Distillation Details
Property |
Details |
Teacher Model |
Medium Whisper ASR model |
Datasets Used for Distillation |
|
Model Performance
- DeepCut Tokenized WER on Common Voice 13 Test Set:
- Distilled Model: 7.58%
- Teacher Model: 7.42%
Additional datasets for distillation or more decoder layers might improve the WER. More to come soon!
Intended Use
This model is intended for use in applications requiring Thai language speech recognition.
Limitations
- The model is specifically trained for the Thai language and may not perform well with other languages.

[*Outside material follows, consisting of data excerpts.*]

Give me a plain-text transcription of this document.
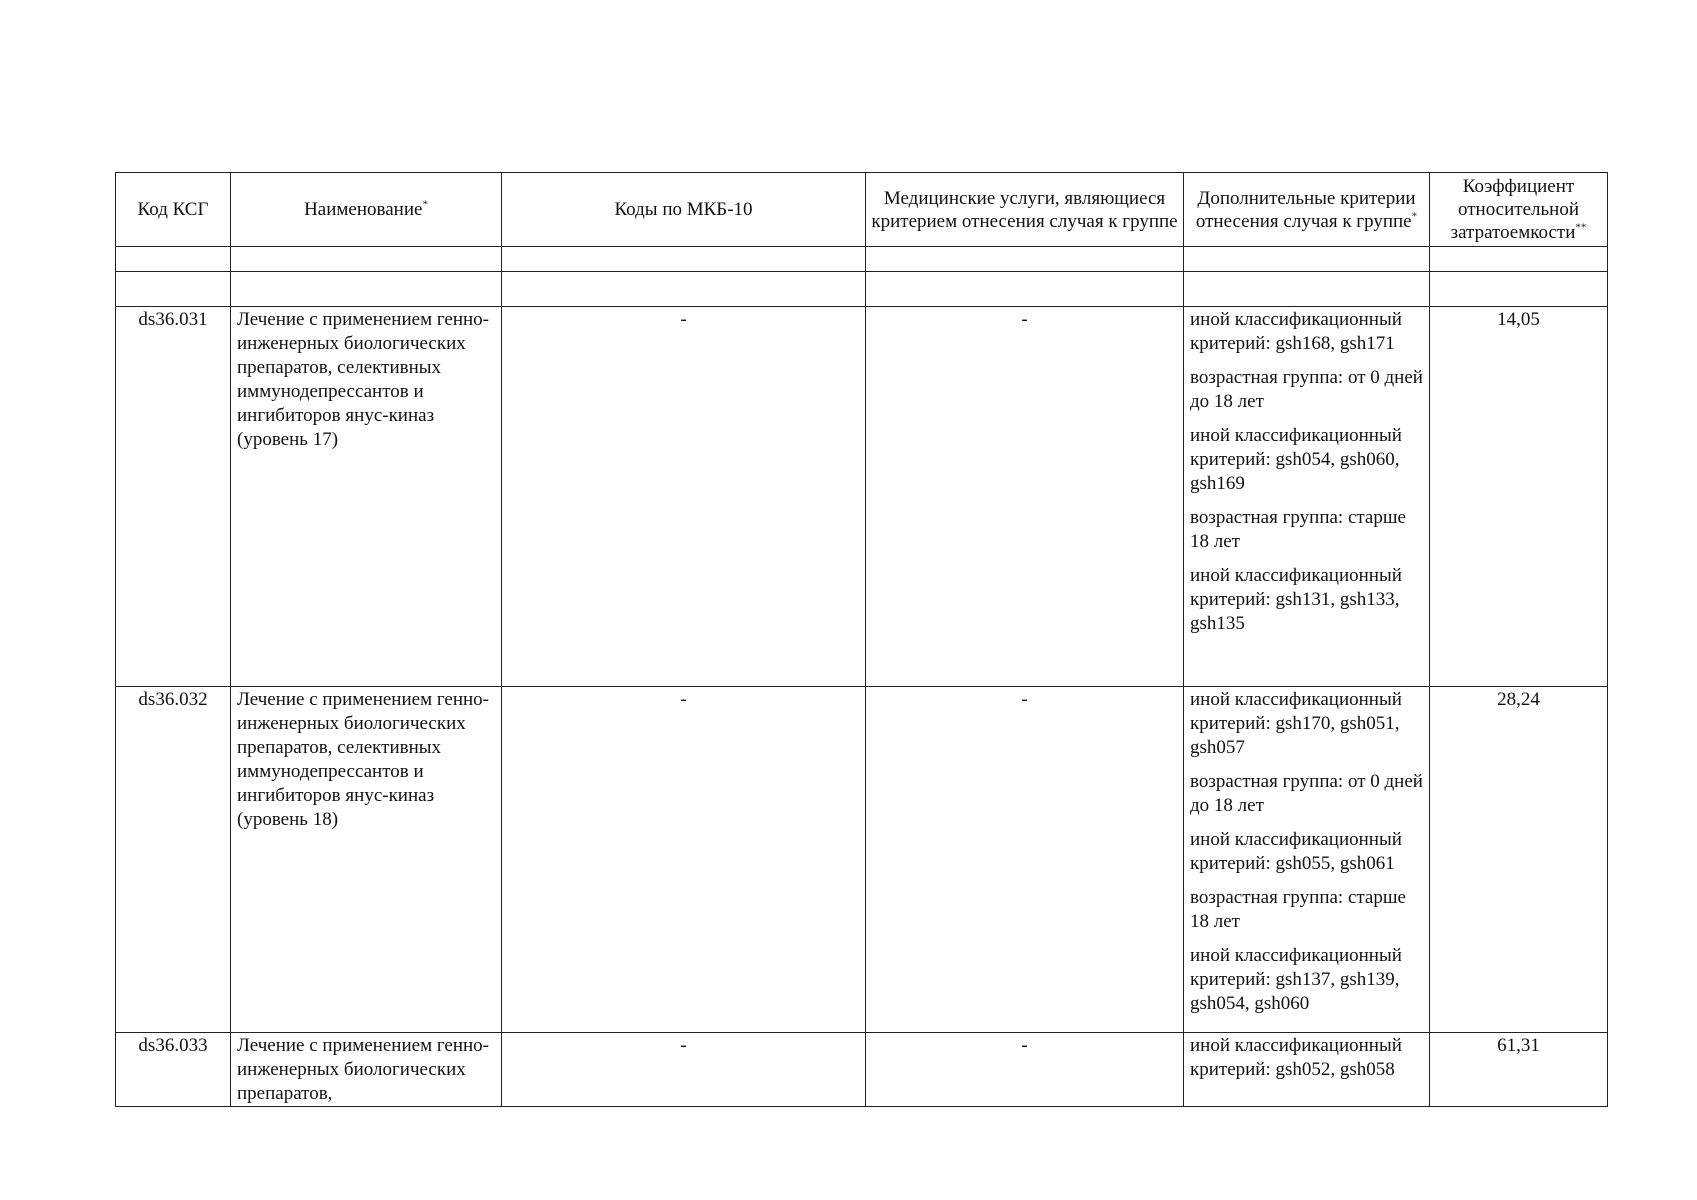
Код КСГ	Наименование*	Коды по МКБ-10	Медицинские услуги, являющиеся критерием отнесения случая к группе	Дополнительные критерии отнесения случая к группе*	Коэффициент относительной затратоемкости**

ds36.031	Лечение с применением генно-инженерных биологических препаратов, селективных иммунодепрессантов и ингибиторов янус-киназ (уровень 17)	-	-	иной классификационный критерий: gsh168, gsh171
возрастная группа: от 0 дней до 18 лет
иной классификационный критерий: gsh054, gsh060, gsh169
возрастная группа: старше 18 лет
иной классификационный критерий: gsh131, gsh133, gsh135	14,05
ds36.032	Лечение с применением генно-инженерных биологических препаратов, селективных иммунодепрессантов и ингибиторов янус-киназ (уровень 18)	-	-	иной классификационный критерий: gsh170, gsh051, gsh057
возрастная группа: от 0 дней до 18 лет
иной классификационный критерий: gsh055, gsh061
возрастная группа: старше 18 лет
иной классификационный критерий: gsh137, gsh139, gsh054, gsh060	28,24
ds36.033	Лечение с применением генно-инженерных биологических препаратов,	-	-	иной классификационный критерий: gsh052, gsh058	61,31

- Performance might vary across different Thai dialects and accents.
- As with any ASR system, background noise and speech clarity can impact recognition accuracy.
Acknowledgments
This model was developed using resources and datasets provided by the speech and language technology community. Special thanks to the teams behind Common Voice, Gowajee, SLSCU, and the Thai Elderly Speech Corpus for their valuable datasets.
Framework versions
Property |
Details |
Transformers |
4.35.2 |
Pytorch |
2.1.2 |
Datasets |
2.16.1 |
Tokenizers |
0.15.0 |
Citation
Cite using Bibtex:
@inproceedings{aung-etal-2024-thonburian,
title = "Thonburian Whisper: Robust Fine-tuned and Distilled Whisper for {T}hai",
author = "Aung, Zaw Htet and
Thavornmongkol, Thanachot and
Boribalburephan, Atirut and
Tangsriworakan, Vittavas and
Pipatsrisawat, Knot and
Achakulvisut, Titipat",
editor = "Abbas, Mourad and
Freihat, Abed Alhakim",
booktitle = "Proceedings of the 7th International Conference on Natural Language and Speech Processing (ICNLSP 2024)",
month = oct,
year = "2024",
address = "Trento",
publisher = "Association for Computational Linguistics",
url = "https://aclanthology.org/2024.icnlsp-1.17",
pages = "149--156",
}
📄 License
The model is released under the MIT license.